According to Grand Junction Police Department, the full-sized truck plowed through the front doors of the department's public lobby at around 12:30 p.m., and eventually crashed into the building's elevators.

The truck crushed a retaining wall that divided the department's employees from the lobby. It also destroyed the lobby's benches where people would have been waiting in order to report a crime, police said in a statement.

Surveillance video showed officers and detectives quickly swarming the truck following the crash before taking the suspect into custody without incident and unharmed.

None of the 11 people inside were harmed, police said.

According to the arrest affidavit, before the crash, the 45-year-old suspect had placed at least 90 calls to the police department over the last few years to report "strange happenings" that turned out to be unfounded. 

The documents say the suspect recently had become increasingly frustrated with law enforcement and would hang up on them and swear at them over the phone. 

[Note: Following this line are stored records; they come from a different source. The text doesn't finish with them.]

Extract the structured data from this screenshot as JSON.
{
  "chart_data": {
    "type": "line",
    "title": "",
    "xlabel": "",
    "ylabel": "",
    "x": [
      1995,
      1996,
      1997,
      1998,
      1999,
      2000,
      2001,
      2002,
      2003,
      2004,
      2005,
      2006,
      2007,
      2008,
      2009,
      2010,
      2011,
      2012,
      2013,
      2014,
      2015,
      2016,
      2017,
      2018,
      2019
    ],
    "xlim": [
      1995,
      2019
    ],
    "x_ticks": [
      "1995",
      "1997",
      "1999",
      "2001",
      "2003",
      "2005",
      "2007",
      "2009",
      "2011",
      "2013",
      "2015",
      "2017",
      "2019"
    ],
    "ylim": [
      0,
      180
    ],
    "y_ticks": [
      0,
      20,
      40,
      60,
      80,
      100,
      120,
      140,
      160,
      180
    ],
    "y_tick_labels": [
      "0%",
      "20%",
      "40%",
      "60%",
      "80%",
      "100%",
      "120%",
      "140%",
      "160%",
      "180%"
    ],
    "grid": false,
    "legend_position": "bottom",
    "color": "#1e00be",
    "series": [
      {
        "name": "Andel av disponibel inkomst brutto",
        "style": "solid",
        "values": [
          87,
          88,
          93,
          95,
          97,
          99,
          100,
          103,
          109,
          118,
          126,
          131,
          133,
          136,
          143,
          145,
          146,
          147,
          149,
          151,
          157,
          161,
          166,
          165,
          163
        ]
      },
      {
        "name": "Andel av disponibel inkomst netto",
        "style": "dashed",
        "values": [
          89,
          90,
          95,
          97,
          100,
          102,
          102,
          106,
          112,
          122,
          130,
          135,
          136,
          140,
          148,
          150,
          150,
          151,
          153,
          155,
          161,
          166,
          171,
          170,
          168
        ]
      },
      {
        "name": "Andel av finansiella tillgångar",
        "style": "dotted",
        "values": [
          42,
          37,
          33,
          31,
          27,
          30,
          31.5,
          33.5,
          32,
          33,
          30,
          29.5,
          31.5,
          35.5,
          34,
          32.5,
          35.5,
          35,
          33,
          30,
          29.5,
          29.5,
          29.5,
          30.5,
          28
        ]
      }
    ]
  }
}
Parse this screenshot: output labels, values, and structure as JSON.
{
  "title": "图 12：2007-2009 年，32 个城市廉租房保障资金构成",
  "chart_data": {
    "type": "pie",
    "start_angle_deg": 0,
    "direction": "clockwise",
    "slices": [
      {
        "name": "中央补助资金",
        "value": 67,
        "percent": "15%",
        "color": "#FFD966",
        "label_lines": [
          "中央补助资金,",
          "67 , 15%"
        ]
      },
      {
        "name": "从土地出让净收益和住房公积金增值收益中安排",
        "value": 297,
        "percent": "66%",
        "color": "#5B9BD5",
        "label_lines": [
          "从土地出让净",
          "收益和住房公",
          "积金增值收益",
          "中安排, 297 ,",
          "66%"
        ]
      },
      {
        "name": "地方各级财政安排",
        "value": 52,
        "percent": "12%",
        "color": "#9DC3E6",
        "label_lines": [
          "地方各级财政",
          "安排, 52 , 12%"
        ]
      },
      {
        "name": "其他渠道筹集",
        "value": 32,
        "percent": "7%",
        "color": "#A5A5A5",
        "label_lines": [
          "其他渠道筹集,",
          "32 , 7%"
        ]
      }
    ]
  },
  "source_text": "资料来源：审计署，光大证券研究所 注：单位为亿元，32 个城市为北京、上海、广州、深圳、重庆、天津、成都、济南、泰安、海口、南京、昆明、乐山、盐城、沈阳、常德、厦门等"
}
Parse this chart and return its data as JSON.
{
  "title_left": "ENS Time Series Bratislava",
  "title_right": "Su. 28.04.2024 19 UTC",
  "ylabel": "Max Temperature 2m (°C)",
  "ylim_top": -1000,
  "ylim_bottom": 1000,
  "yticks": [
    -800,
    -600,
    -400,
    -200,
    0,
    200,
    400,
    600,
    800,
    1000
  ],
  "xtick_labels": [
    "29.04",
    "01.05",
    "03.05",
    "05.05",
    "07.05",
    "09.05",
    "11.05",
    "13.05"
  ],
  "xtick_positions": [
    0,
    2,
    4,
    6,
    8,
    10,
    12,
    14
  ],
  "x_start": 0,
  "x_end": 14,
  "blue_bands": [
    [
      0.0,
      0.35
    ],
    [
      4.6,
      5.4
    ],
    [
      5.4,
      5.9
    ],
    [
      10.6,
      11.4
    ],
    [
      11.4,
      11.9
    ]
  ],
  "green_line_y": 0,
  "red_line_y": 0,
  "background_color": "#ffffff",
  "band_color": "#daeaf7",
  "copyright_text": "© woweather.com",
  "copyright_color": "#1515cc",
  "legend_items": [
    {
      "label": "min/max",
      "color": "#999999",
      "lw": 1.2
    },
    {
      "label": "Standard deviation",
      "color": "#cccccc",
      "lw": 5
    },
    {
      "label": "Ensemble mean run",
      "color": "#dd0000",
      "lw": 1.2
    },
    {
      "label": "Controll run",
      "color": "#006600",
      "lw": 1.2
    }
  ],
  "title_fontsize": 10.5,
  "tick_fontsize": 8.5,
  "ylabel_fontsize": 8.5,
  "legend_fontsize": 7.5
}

On the day of his arrest, the suspect told police he had left home to leave town in the morning but realized he was being followed by several cars.

As he became more paranoid, the man told police he began making erratic turns which eventually led him to crash his truck into the department's lobby, police said.

The man later confessed he knew it was "dumb" but "he knew what he needed to do in order be heard," according to the affidavit. 

The suspect was arrested and charged with attempted first-degree murder, attempted first-degree assault, attempted vehicular homicide, attempted vehicular assault, criminal mischief, and reckless endangerment.

Damage is estimated to be between $100,000 and $1,000,000, investigators said.